Comparing and characterizing some constructions of canonical bases from Coxeter systems

Abstract

The Iwahori-Hecke algebra $\mathcal{H}$ of a Coxeter system $(W,S)$ has a "standard basis" indexed by the elements of $W$ and a "bar involution" given by a certain antilinear map. Together, these form an example of what Webster calls a pre-canonical structure, relative to which the well-known Kazhdan-Lusztig basis of $\mathcal{H}$ is a canonical basis.
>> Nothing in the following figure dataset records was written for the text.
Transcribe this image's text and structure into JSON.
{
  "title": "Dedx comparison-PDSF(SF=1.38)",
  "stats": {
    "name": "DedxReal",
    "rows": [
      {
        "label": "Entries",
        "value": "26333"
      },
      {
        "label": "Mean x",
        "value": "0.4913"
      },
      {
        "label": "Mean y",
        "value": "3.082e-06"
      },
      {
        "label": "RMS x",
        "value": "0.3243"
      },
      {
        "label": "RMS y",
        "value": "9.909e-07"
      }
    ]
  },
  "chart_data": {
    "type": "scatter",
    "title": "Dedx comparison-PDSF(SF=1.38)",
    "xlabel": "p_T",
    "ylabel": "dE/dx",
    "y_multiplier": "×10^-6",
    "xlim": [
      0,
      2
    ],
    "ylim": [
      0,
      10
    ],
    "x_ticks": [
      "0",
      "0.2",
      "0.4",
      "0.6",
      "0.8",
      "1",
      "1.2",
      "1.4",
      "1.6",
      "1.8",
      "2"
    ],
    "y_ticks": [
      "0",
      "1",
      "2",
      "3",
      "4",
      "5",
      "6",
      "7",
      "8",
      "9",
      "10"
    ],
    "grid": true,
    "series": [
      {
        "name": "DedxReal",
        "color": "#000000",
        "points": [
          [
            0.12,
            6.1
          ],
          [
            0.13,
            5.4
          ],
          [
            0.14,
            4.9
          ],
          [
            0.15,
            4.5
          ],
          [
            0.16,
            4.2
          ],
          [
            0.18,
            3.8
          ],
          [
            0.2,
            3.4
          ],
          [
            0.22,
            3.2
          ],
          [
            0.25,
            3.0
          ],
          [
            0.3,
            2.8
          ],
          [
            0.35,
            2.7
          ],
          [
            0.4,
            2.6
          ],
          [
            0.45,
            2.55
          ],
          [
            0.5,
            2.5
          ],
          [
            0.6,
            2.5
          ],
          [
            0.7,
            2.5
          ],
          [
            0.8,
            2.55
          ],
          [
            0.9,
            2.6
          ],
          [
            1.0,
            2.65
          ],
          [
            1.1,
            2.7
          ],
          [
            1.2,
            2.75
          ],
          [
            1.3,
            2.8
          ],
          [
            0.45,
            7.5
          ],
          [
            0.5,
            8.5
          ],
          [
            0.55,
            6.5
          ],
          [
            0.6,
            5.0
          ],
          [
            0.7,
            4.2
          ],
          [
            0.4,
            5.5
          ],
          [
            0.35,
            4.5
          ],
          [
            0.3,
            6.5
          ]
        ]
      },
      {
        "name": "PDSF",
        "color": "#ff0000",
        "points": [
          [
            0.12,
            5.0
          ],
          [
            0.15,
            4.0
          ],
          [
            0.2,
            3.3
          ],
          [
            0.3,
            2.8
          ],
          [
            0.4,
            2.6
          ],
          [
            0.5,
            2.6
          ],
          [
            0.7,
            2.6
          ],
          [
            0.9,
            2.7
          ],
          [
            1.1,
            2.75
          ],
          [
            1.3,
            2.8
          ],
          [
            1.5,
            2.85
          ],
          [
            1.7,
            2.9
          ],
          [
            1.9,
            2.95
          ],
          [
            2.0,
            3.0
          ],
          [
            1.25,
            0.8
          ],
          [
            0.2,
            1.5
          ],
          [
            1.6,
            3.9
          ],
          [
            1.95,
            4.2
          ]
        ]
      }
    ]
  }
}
Lusztig and Vogan have defined a representation of a modified Iwahori-Hecke algebra on the free $\mathbb{Z}[v,v^{-1}]$-module generated by the set of twisted involutions in $W$, and shown that this module has a unique pre-canonical structure satisfying a certain compatibility condition, which admits its own canonical basis which can be viewed as a generalization of the Kazhdan-Lusztig basis. One can modify the parameters defining Lusztig and Vogan's module to obtain other pre-canonical structures, each of which admits a unique canonical basis indexed by twisted involutions. We classify all of the pre-canonical structures which arise in this fashion, and explain the relationships between their resulting canonical bases. While some of these canonical bases are related in a trivial fashion to Lusztig and Vogan's construction, others appear to have no simple relation to what has been previously studied. Along the way, we also clarify the differences between Webster's notion of a canonical basis and the related concepts of an IC basis and a $P$-kernel.